China’s Xiaomi is probably best known as one of the world’s top smartphone makers, but the company has a diverse product catalog that includes such things as a robodog and an ebike. Now it’s rolling into the automotive space with the SU7 electric sedan.
Xiaomi first announced its intention to enter the automotive space back in 2021 – and isn’t the only consumer technology company aiming the get you from A to B in electric style, joining others like Sony and Apple. At the official pre-launch of the “full-size high-performance eco-technology sedan,” CEO of the Xiaomi Group Lei Jun revealed that the company intends to “become one of the top five global automakers.”
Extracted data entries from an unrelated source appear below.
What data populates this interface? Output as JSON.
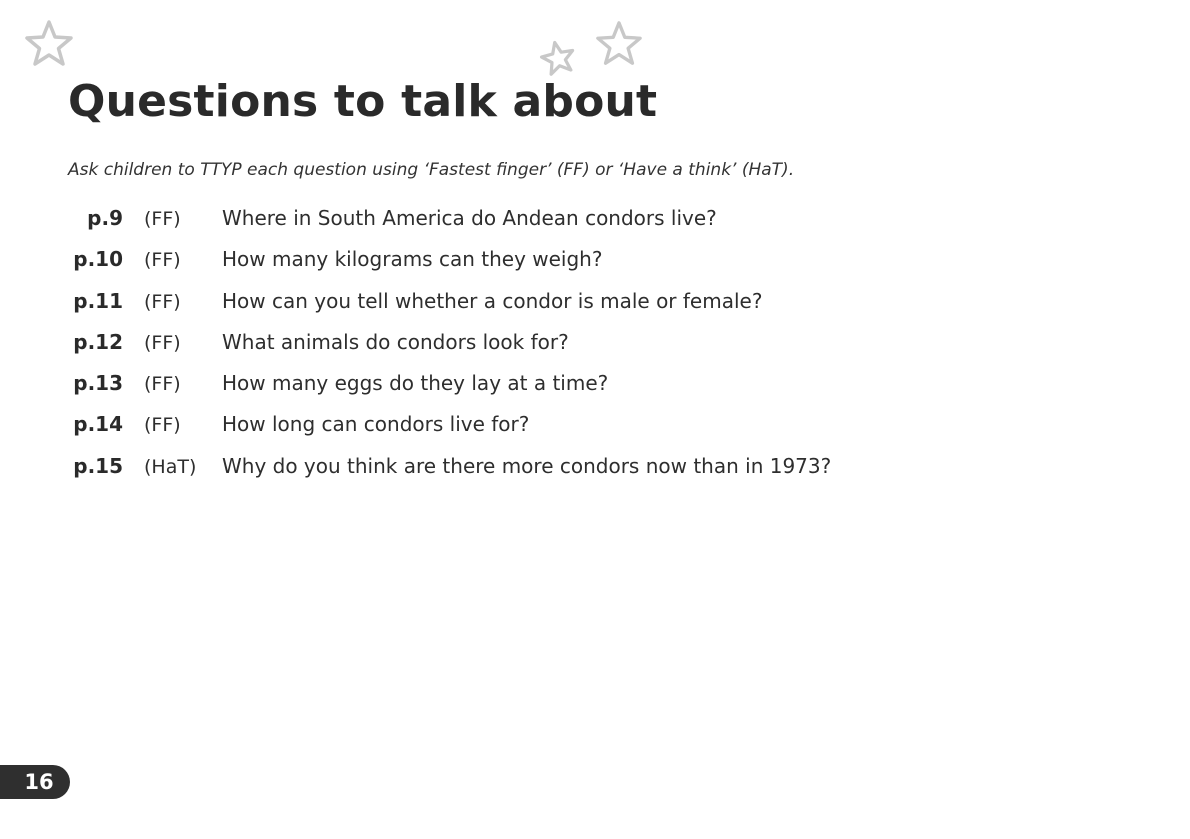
{
  "page": {
    "title": "Questions to talk about",
    "instructions": "Ask children to TTYP each question using ‘Fastest finger’ (FF) or ‘Have a think’ (HaT).",
    "page_number": "16"
  },
  "questions": [
    {
      "page": "p.9",
      "type": "(FF)",
      "text": "Where in South America do Andean condors live?"
    },
    {
      "page": "p.10",
      "type": "(FF)",
      "text": "How many kilograms can they weigh?"
    },
    {
      "page": "p.11",
      "type": "(FF)",
      "text": "How can you tell whether a condor is male or female?"
    },
    {
      "page": "p.12",
      "type": "(FF)",
      "text": "What animals do condors look for?"
    },
    {
      "page": "p.13",
      "type": "(FF)",
      "text": "How many eggs do they lay at a time?"
    },
    {
      "page": "p.14",
      "type": "(FF)",
      "text": "How long can condors live for?"
    },
    {
      "page": "p.15",
      "type": "(HaT)",
      "text": "Why do you think are there more condors now than in 1973?"
    }
  ],
  "decorations": {
    "icon": "star-outline-icon",
    "star_color": "#c8c8c8",
    "badge_color": "#2f2f2f"
  }
}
We already knew that the SU7 was coming, following a number of reports from CarNewsChina – the most recent stating that it’s already arrived in Xiaomi’s Beijing store and is scheduled to begin mass production in the first half this year, while an earlier article noted that it will be contract-manufactured by Beijing Automotive Industry Holding Co. Ltd and that it will come in a version with LiDAR installed behind the windshield and another without.
More than 10 billion CNY (~US$1.4 billion) has been invested in the initial R&D phase, with Xiaomi EV already producing electric motors designed to rival the performance of V6 combustion powertrains, and a V8 version that’s reported to be already in mass production and will be “on the road” from 2025. A third motor is also in the pre-research stage.
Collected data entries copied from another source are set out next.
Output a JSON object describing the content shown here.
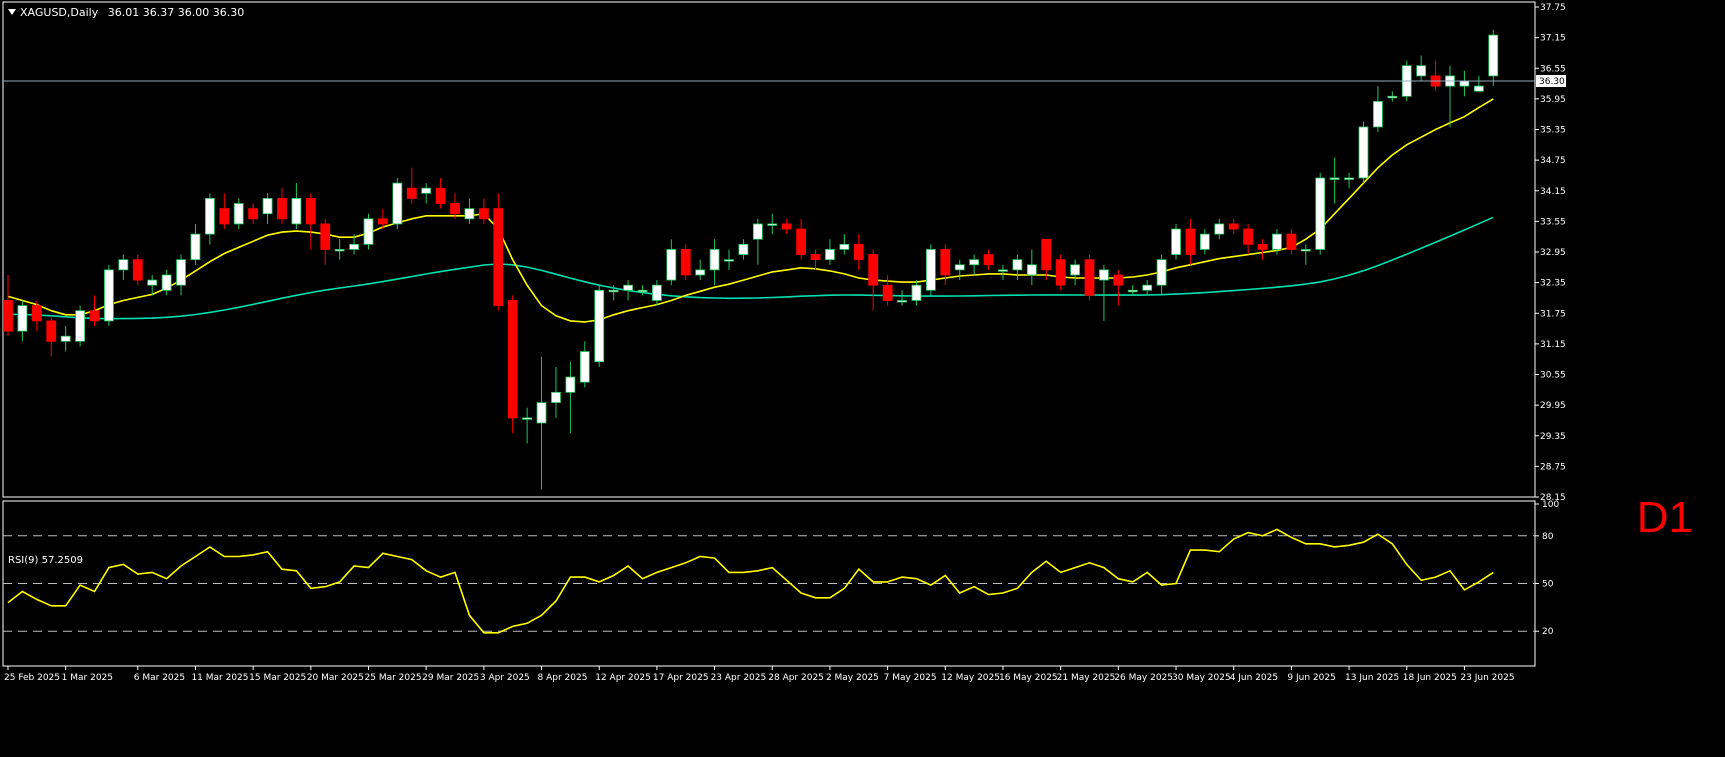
{
  "header": {
    "symbol_label": "XAGUSD,Daily",
    "ohlc_label": "36.01 36.37 36.00 36.30"
  },
  "timeframe_label": "D1",
  "rsi_header": {
    "label": "RSI(9) 57.2509"
  },
  "current_price_label": "36.30",
  "colors": {
    "background": "#000000",
    "up_candle": "#ffffff",
    "down_candle": "#ff0000",
    "ma_fast": "#ffff00",
    "ma_slow": "#00e0b0",
    "rsi_line": "#ffff00",
    "current_price_line": "#8fa9bc",
    "axis": "#ffffff",
    "timeframe": "#ff0000"
  },
  "chart_data": [
    {
      "type": "candlestick",
      "title": "XAGUSD,Daily",
      "y_ticks": [
        "37.75",
        "37.15",
        "36.55",
        "35.95",
        "35.35",
        "34.75",
        "34.15",
        "33.55",
        "32.95",
        "32.35",
        "31.75",
        "31.15",
        "30.55",
        "29.95",
        "29.35",
        "28.75",
        "28.15"
      ],
      "ylim": [
        28.15,
        37.75
      ],
      "x_tick_labels": [
        "25 Feb 2025",
        "1 Mar 2025",
        "6 Mar 2025",
        "11 Mar 2025",
        "15 Mar 2025",
        "20 Mar 2025",
        "25 Mar 2025",
        "29 Mar 2025",
        "3 Apr 2025",
        "8 Apr 2025",
        "12 Apr 2025",
        "17 Apr 2025",
        "23 Apr 2025",
        "28 Apr 2025",
        "2 May 2025",
        "7 May 2025",
        "12 May 2025",
        "16 May 2025",
        "21 May 2025",
        "26 May 2025",
        "30 May 2025",
        "4 Jun 2025",
        "9 Jun 2025",
        "13 Jun 2025",
        "18 Jun 2025",
        "23 Jun 2025"
      ],
      "x_tick_bar_index": [
        0,
        4,
        9,
        13,
        17,
        21,
        25,
        29,
        33,
        37,
        41,
        45,
        49,
        53,
        57,
        61,
        65,
        69,
        73,
        77,
        81,
        85,
        89,
        93,
        97,
        101
      ],
      "bar_count": 104,
      "current_price": 36.3,
      "candles": [
        [
          32.0,
          31.4,
          32.5,
          31.3
        ],
        [
          31.4,
          31.9,
          32.0,
          31.2
        ],
        [
          31.9,
          31.6,
          32.0,
          31.4
        ],
        [
          31.6,
          31.2,
          31.7,
          30.9
        ],
        [
          31.2,
          31.3,
          31.5,
          31.0
        ],
        [
          31.2,
          31.8,
          31.9,
          31.1
        ],
        [
          31.8,
          31.6,
          32.1,
          31.5
        ],
        [
          31.6,
          32.6,
          32.7,
          31.5
        ],
        [
          32.6,
          32.8,
          32.9,
          32.4
        ],
        [
          32.8,
          32.4,
          32.9,
          32.3
        ],
        [
          32.3,
          32.4,
          32.5,
          32.1
        ],
        [
          32.2,
          32.5,
          32.6,
          32.1
        ],
        [
          32.3,
          32.8,
          32.9,
          32.1
        ],
        [
          32.8,
          33.3,
          33.5,
          32.7
        ],
        [
          33.3,
          34.0,
          34.1,
          33.1
        ],
        [
          33.8,
          33.5,
          34.1,
          33.4
        ],
        [
          33.5,
          33.9,
          34.0,
          33.4
        ],
        [
          33.8,
          33.6,
          33.9,
          33.5
        ],
        [
          33.7,
          34.0,
          34.1,
          33.5
        ],
        [
          34.0,
          33.6,
          34.2,
          33.5
        ],
        [
          33.5,
          34.0,
          34.3,
          33.4
        ],
        [
          34.0,
          33.5,
          34.1,
          33.0
        ],
        [
          33.5,
          33.0,
          33.6,
          32.7
        ],
        [
          33.0,
          33.0,
          33.2,
          32.8
        ],
        [
          33.0,
          33.1,
          33.3,
          32.9
        ],
        [
          33.1,
          33.6,
          33.7,
          33.0
        ],
        [
          33.6,
          33.5,
          33.8,
          33.4
        ],
        [
          33.5,
          34.3,
          34.4,
          33.4
        ],
        [
          34.2,
          34.0,
          34.6,
          33.9
        ],
        [
          34.1,
          34.2,
          34.3,
          33.9
        ],
        [
          34.2,
          33.9,
          34.4,
          33.8
        ],
        [
          33.9,
          33.7,
          34.1,
          33.6
        ],
        [
          33.6,
          33.8,
          34.0,
          33.5
        ],
        [
          33.8,
          33.6,
          34.0,
          33.5
        ],
        [
          33.8,
          31.9,
          34.1,
          31.8
        ],
        [
          32.0,
          29.7,
          32.1,
          29.4
        ],
        [
          29.7,
          29.7,
          29.9,
          29.2
        ],
        [
          29.6,
          30.0,
          30.9,
          28.3
        ],
        [
          30.0,
          30.2,
          30.7,
          29.7
        ],
        [
          30.2,
          30.5,
          30.8,
          29.4
        ],
        [
          30.4,
          31.0,
          31.2,
          30.3
        ],
        [
          30.8,
          32.2,
          32.3,
          30.7
        ],
        [
          32.2,
          32.2,
          32.3,
          32.0
        ],
        [
          32.2,
          32.3,
          32.4,
          32.0
        ],
        [
          32.2,
          32.2,
          32.3,
          32.1
        ],
        [
          32.0,
          32.3,
          32.4,
          31.9
        ],
        [
          32.4,
          33.0,
          33.2,
          32.3
        ],
        [
          33.0,
          32.5,
          33.1,
          32.4
        ],
        [
          32.5,
          32.6,
          32.8,
          32.4
        ],
        [
          32.6,
          33.0,
          33.2,
          32.3
        ],
        [
          32.8,
          32.8,
          33.0,
          32.6
        ],
        [
          32.9,
          33.1,
          33.2,
          32.8
        ],
        [
          33.2,
          33.5,
          33.6,
          32.7
        ],
        [
          33.5,
          33.5,
          33.7,
          33.3
        ],
        [
          33.5,
          33.4,
          33.6,
          33.3
        ],
        [
          33.4,
          32.9,
          33.6,
          32.8
        ],
        [
          32.9,
          32.8,
          33.0,
          32.6
        ],
        [
          32.8,
          33.0,
          33.2,
          32.7
        ],
        [
          33.0,
          33.1,
          33.3,
          32.9
        ],
        [
          33.1,
          32.8,
          33.3,
          32.6
        ],
        [
          32.9,
          32.3,
          33.0,
          31.8
        ],
        [
          32.3,
          32.0,
          32.5,
          31.9
        ],
        [
          32.0,
          32.0,
          32.2,
          31.9
        ],
        [
          32.0,
          32.3,
          32.4,
          31.9
        ],
        [
          32.2,
          33.0,
          33.1,
          32.1
        ],
        [
          33.0,
          32.5,
          33.1,
          32.3
        ],
        [
          32.6,
          32.7,
          32.8,
          32.4
        ],
        [
          32.7,
          32.8,
          32.9,
          32.5
        ],
        [
          32.9,
          32.7,
          33.0,
          32.6
        ],
        [
          32.6,
          32.6,
          32.7,
          32.4
        ],
        [
          32.6,
          32.8,
          32.9,
          32.4
        ],
        [
          32.5,
          32.7,
          33.0,
          32.3
        ],
        [
          33.2,
          32.6,
          33.2,
          32.4
        ],
        [
          32.8,
          32.3,
          32.9,
          32.2
        ],
        [
          32.5,
          32.7,
          32.8,
          32.3
        ],
        [
          32.8,
          32.1,
          32.9,
          32.0
        ],
        [
          32.4,
          32.6,
          32.7,
          31.6
        ],
        [
          32.5,
          32.3,
          32.6,
          31.9
        ],
        [
          32.2,
          32.2,
          32.3,
          32.1
        ],
        [
          32.2,
          32.3,
          32.4,
          32.1
        ],
        [
          32.3,
          32.8,
          32.9,
          32.1
        ],
        [
          32.9,
          33.4,
          33.5,
          32.8
        ],
        [
          33.4,
          32.9,
          33.6,
          32.7
        ],
        [
          33.0,
          33.3,
          33.4,
          32.9
        ],
        [
          33.3,
          33.5,
          33.6,
          33.2
        ],
        [
          33.5,
          33.4,
          33.6,
          33.3
        ],
        [
          33.4,
          33.1,
          33.5,
          32.9
        ],
        [
          33.1,
          33.0,
          33.2,
          32.8
        ],
        [
          33.0,
          33.3,
          33.4,
          32.9
        ],
        [
          33.3,
          33.0,
          33.4,
          32.9
        ],
        [
          33.0,
          33.0,
          33.1,
          32.7
        ],
        [
          33.0,
          34.4,
          34.5,
          32.9
        ],
        [
          34.4,
          34.4,
          34.8,
          33.9
        ],
        [
          34.4,
          34.4,
          34.5,
          34.2
        ],
        [
          34.4,
          35.4,
          35.5,
          34.3
        ],
        [
          35.4,
          35.9,
          36.2,
          35.3
        ],
        [
          36.0,
          36.0,
          36.1,
          35.9
        ],
        [
          36.0,
          36.6,
          36.7,
          35.9
        ],
        [
          36.4,
          36.6,
          36.8,
          36.3
        ],
        [
          36.4,
          36.2,
          36.7,
          36.1
        ],
        [
          36.2,
          36.4,
          36.6,
          35.4
        ],
        [
          36.2,
          36.3,
          36.5,
          36.0
        ],
        [
          36.1,
          36.2,
          36.4,
          36.1
        ],
        [
          36.4,
          37.2,
          37.3,
          36.2
        ]
      ],
      "ma_fast": [
        32.08,
        32.0,
        31.92,
        31.8,
        31.72,
        31.72,
        31.8,
        31.92,
        32.0,
        32.06,
        32.12,
        32.24,
        32.4,
        32.58,
        32.76,
        32.92,
        33.04,
        33.16,
        33.28,
        33.34,
        33.36,
        33.34,
        33.3,
        33.24,
        33.24,
        33.32,
        33.44,
        33.52,
        33.6,
        33.66,
        33.66,
        33.66,
        33.66,
        33.7,
        33.4,
        32.8,
        32.3,
        31.9,
        31.7,
        31.6,
        31.58,
        31.62,
        31.72,
        31.8,
        31.86,
        31.92,
        32.0,
        32.1,
        32.18,
        32.26,
        32.32,
        32.4,
        32.48,
        32.56,
        32.6,
        32.64,
        32.62,
        32.58,
        32.52,
        32.44,
        32.4,
        32.38,
        32.36,
        32.36,
        32.4,
        32.44,
        32.48,
        32.5,
        32.52,
        32.52,
        32.5,
        32.5,
        32.5,
        32.46,
        32.44,
        32.44,
        32.44,
        32.44,
        32.46,
        32.5,
        32.56,
        32.64,
        32.7,
        32.76,
        32.82,
        32.86,
        32.9,
        32.94,
        32.98,
        33.04,
        33.2,
        33.4,
        33.7,
        34.0,
        34.3,
        34.6,
        34.85,
        35.05,
        35.2,
        35.35,
        35.48,
        35.6,
        35.78,
        35.95
      ]
    },
    {
      "type": "line",
      "title": "RSI(9) 57.2509",
      "ylim": [
        0,
        100
      ],
      "y_ticks": [
        100,
        80,
        50,
        20
      ],
      "levels": [
        80,
        50,
        20
      ],
      "values": [
        38,
        45,
        40,
        36,
        36,
        49,
        45,
        60,
        62,
        56,
        57,
        53,
        61,
        67,
        73,
        67,
        67,
        68,
        70,
        59,
        58,
        47,
        48,
        51,
        61,
        60,
        69,
        67,
        65,
        58,
        54,
        57,
        30,
        19,
        19,
        23,
        25,
        30,
        39,
        54,
        54,
        51,
        55,
        61,
        53,
        57,
        60,
        63,
        67,
        66,
        57,
        57,
        58,
        60,
        52,
        44,
        41,
        41,
        47,
        59,
        51,
        51,
        54,
        53,
        49,
        55,
        44,
        48,
        43,
        44,
        47,
        57,
        64,
        57,
        60,
        63,
        60,
        53,
        51,
        57,
        49,
        50,
        71,
        71,
        70,
        78,
        82,
        80,
        84,
        79,
        75,
        75,
        73,
        74,
        76,
        81,
        75,
        62,
        52,
        54,
        58,
        46,
        51,
        57
      ]
    }
  ]
}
The company says that the SU7 is capable of a standstill to 100 km/h (62 mph) sprint in 2.78 seconds, and has a top speed of 265 km/h (164.6 mph). The HyperEngine V6 is rated at 220 kW (299 PS/294 hp) and produces 400 Nm (295 lb.ft) of torque, while the V6s comes in at 275 kW (374 PS/368 hp) and 500 Nm (368 lb.ft), respectively. The HyperEngine V8 puts out 425 kW (~570 hp) and boasts a peak torque of 635 Nm (468 lb.ft).
Xiaomi has developed its own battery pack, which is said to benefit from a height reduction of 17 mm, a multilayer protection system and water cooling. The company also reports a 24.4% overall performance improvement for a “theoretical CLTC recharge range exceeding 1,200 km [745.6 miles]” with the 150-kWh pack installed. The company has also developed a chassis control algorithm for the promise of stable handling and an almost “bump-free driving experience.”
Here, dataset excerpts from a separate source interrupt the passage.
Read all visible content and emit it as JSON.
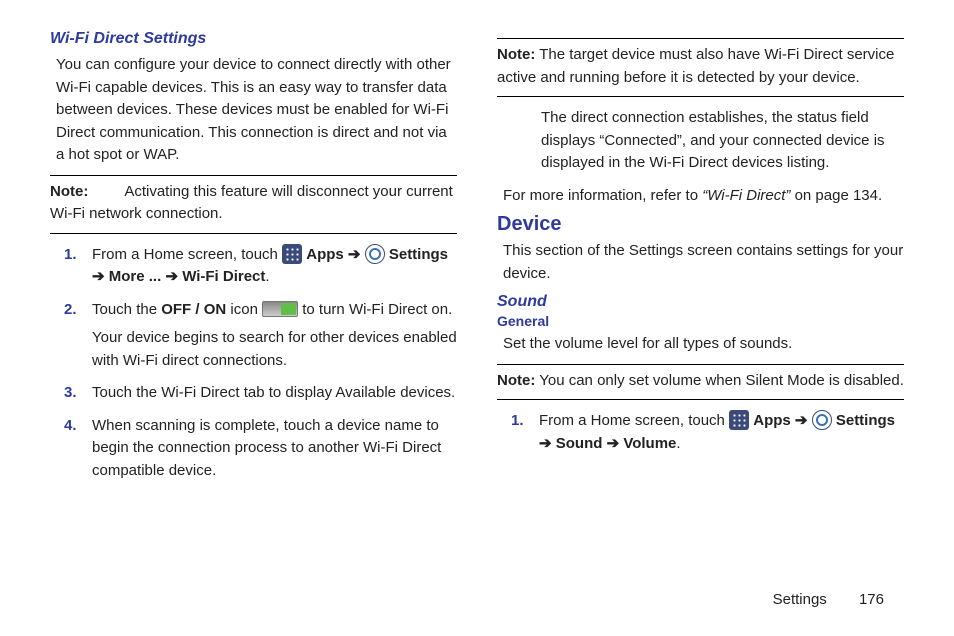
{
  "left": {
    "heading": "Wi-Fi Direct Settings",
    "intro": "You can configure your device to connect directly with other Wi-Fi capable devices. This is an easy way to transfer data between devices. These devices must be enabled for Wi-Fi Direct communication. This connection is direct and not via a hot spot or WAP.",
    "note_label": "Note:",
    "note_text": "Activating this feature will disconnect your current Wi-Fi network connection.",
    "steps": {
      "s1a": "From a Home screen, touch ",
      "s1_apps": " Apps ",
      "s1_arrow": "➔",
      "s1_settings": " Settings ",
      "s1_more": " More ... ",
      "s1_wifi": " Wi-Fi Direct",
      "s1_dot": ".",
      "s2a": "Touch the ",
      "s2_off": "OFF / ON",
      "s2b": " icon ",
      "s2c": " to turn Wi-Fi Direct on.",
      "s2_sub": "Your device begins to search for other devices enabled with Wi-Fi direct connections.",
      "s3": "Touch the Wi-Fi Direct tab to display Available devices.",
      "s4": "When scanning is complete, touch a device name to begin the connection process to another Wi-Fi Direct compatible device."
    },
    "nums": {
      "n1": "1.",
      "n2": "2.",
      "n3": "3.",
      "n4": "4."
    }
  },
  "right": {
    "note_label": "Note:",
    "note_text": "The target device must also have Wi-Fi Direct service active and running before it is detected by your device.",
    "conn_text": "The direct connection establishes, the status field displays “Connected”, and your connected device is displayed in the Wi-Fi Direct devices listing.",
    "ref_a": "For more information, refer to ",
    "ref_i": "“Wi-Fi Direct” ",
    "ref_b": " on page 134.",
    "device_h": "Device",
    "device_p": "This section of the Settings screen contains settings for your device.",
    "sound_h": "Sound",
    "general_h": "General",
    "general_p": "Set the volume level for all types of sounds.",
    "note2_label": "Note:",
    "note2_text": "You can only set volume when Silent Mode is disabled.",
    "step1a": "From a Home screen, touch ",
    "step1_apps": " Apps ",
    "step1_arrow": "➔",
    "step1_settings": " Settings ",
    "step1_sound": " Sound ",
    "step1_volume": " Volume",
    "step1_dot": ".",
    "n1": "1."
  },
  "footer": {
    "section": "Settings",
    "page": "176"
  }
}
Autonomous driving is also on the roadmap, with Xiaomi cooking in two Nvidia Orin chips, LiDAR, high-def cameras, radars and ultrasonic sensors. Adaptive perception algorithms have been developed for a sensing range running from 5 cm to 250 m (1.9 in – 820 ft), along with a real-time mapping model capable of navigating “complex intersections without relying on high-definition maps” courtesy of machine learning.
Meanwhile, an in-house vector algorithm is claimed to offer object recognition to 10-cm (3.9-in) accuracy, and built-in noise reduction takes rain and snow out of the picture. The company also claims to have developed an automated parking model that “allows for real-time observation and dynamic adjustment when parking in challenging scenarios.”
Tech in the SU7’s cabin includes Snapdragon processing power, a 16.1-inch center console, 7.1-inch rotating dash and a 56-inch Head-Up Display. A tablet can be mounted to each seat-back. The operating system can auto recognize a smartphone brought into the cabin, and apps can be pinned to the console for in-car convenience. And the vehicle plays nice with more than a thousand Xiaomi smart home devices, allowing for such things as password-free access and automation.
“Xiaomi’s entry into the automotive industry signifies a new beginning for Xiaomi, I believe that one day, Xiaomi EVs will be a familiar sight on roads around the world,” said Lei Jun.
The company hasn’t indicated potential pricing, though reports indicate that it will likely land as a luxury electric car to rival Tesla and Porsche.